# 2 kegs



## davidmcg (Mar 17, 2010)

I recently came into possession of 2 kegs, both of which have cracked valve necks.  Anybody ever converted one into a smoker?


----------



## speedtona (Mar 17, 2010)

I made a little spit out of one,it works a treat


----------



## davidmcg (Mar 18, 2010)

Wow, I thought the aluminum would be thicker than that.  Well at least all you have to do is wash them with some soap and water and don't have to bother with burning them out.


----------



## smokingohiobutcher (Mar 18, 2010)

I used one to make the smoke generator for my smoker. The aluminum isnt very thick but it is very strong! 














SOB


----------



## aeroforce100 (Mar 18, 2010)

Homebrewers are going to have a fit when they see what you have done to those kegs.

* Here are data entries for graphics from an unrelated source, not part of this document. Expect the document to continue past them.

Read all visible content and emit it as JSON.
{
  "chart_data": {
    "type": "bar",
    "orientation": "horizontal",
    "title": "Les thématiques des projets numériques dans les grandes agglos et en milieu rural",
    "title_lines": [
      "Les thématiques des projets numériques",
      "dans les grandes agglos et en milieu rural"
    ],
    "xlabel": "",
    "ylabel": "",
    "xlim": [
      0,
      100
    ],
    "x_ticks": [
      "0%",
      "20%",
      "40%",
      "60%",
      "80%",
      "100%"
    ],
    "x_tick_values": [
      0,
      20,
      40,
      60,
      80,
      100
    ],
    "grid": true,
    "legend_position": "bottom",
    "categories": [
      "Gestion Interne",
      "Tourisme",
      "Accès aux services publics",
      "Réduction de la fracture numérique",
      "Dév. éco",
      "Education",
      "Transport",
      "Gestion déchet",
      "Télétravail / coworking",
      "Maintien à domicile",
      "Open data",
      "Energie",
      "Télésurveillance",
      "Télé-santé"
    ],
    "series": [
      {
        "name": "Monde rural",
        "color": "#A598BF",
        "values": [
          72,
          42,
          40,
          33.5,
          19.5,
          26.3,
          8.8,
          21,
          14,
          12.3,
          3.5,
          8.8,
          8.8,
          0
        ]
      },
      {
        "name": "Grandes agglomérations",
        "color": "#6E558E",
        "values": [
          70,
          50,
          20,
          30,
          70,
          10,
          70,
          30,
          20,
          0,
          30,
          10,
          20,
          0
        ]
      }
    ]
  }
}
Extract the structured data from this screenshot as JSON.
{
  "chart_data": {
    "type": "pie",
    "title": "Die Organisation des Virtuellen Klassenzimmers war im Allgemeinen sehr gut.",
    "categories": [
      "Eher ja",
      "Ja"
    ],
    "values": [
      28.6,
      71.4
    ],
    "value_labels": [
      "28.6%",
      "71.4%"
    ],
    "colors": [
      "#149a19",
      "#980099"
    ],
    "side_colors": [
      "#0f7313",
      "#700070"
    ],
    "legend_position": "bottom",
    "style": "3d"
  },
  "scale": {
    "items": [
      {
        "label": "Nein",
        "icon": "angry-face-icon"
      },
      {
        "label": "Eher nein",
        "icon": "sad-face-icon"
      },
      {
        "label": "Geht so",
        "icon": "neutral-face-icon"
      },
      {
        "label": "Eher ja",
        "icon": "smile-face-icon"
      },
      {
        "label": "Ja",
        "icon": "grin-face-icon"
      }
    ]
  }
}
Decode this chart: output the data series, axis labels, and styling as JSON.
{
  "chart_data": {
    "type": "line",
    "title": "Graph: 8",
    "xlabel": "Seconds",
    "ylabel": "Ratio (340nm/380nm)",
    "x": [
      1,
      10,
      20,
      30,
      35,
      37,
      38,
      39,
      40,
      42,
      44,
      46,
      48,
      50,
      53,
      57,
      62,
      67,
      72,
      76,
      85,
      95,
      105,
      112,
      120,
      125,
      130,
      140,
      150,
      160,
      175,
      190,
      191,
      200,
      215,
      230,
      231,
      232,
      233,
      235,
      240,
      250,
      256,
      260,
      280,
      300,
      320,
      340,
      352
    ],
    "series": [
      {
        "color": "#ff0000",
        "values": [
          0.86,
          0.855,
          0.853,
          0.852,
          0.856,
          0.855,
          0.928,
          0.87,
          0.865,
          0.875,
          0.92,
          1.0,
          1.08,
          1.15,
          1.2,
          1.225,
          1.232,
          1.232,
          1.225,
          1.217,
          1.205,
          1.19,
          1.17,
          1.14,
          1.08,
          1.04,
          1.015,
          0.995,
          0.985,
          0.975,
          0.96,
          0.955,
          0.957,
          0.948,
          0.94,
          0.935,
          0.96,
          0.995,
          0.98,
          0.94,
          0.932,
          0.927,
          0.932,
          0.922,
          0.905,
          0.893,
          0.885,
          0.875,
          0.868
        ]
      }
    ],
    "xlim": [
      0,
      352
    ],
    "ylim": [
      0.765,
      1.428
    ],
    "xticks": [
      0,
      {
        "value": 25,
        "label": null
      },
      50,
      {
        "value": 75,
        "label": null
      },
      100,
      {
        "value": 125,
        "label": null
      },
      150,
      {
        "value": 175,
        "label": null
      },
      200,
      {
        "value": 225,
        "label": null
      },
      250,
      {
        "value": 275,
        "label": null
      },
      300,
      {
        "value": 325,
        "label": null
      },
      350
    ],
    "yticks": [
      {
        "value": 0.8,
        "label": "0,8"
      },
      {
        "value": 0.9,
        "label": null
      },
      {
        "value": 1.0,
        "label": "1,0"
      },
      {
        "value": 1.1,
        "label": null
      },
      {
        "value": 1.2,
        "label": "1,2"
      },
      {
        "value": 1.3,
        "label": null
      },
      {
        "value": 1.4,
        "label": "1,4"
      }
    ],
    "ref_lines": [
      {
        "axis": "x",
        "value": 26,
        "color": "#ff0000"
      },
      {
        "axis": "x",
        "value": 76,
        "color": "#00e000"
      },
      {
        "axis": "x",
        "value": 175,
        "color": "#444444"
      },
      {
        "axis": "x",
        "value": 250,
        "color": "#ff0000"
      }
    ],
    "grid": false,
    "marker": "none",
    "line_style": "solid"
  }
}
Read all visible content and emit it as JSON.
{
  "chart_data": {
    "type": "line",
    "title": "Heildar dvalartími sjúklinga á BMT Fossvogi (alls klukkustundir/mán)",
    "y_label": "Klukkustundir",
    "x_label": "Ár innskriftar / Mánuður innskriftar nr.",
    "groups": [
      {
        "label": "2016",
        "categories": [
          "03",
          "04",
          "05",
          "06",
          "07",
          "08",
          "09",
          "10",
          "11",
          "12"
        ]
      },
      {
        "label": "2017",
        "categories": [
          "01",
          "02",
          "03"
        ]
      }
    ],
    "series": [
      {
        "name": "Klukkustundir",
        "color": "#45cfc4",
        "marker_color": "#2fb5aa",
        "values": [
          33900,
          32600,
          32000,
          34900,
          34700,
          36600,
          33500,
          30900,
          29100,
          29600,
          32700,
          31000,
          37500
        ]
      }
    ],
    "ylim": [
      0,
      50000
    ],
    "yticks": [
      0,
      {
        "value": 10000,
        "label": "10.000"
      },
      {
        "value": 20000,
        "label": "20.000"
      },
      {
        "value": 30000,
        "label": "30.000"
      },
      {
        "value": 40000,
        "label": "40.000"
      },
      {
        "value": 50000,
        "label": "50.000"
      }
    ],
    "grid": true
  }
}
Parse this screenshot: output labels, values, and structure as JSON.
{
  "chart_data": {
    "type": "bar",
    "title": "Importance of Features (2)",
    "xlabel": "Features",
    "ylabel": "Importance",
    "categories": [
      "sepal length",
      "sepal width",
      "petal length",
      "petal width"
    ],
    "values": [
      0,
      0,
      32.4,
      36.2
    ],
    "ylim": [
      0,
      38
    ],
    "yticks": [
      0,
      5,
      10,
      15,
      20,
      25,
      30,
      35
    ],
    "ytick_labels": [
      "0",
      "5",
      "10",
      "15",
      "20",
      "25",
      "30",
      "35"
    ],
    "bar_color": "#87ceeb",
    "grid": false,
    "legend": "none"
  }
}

I believe that the kegs are 304 Stainless, not aluminum.  Aluminum kegs are much thicker.

Either sell them on EBay approx $45.00 each plus shipping, OR cut the tops out, and have a boiling pot/turkey fryer.


----------



## speedtona (Mar 18, 2010)

Yes the are stainless steel not alloy


----------



## davidmcg (Mar 19, 2010)

Update on this, the kegs I got are stainless.  Also, they were free just sitting in my neighbors junk pile.  Gonna make mini-UDS's out of them and give them to my boys.


----------



## waysideranch (Mar 19, 2010)

Please send me a pic when ur finished.  Thanks.


----------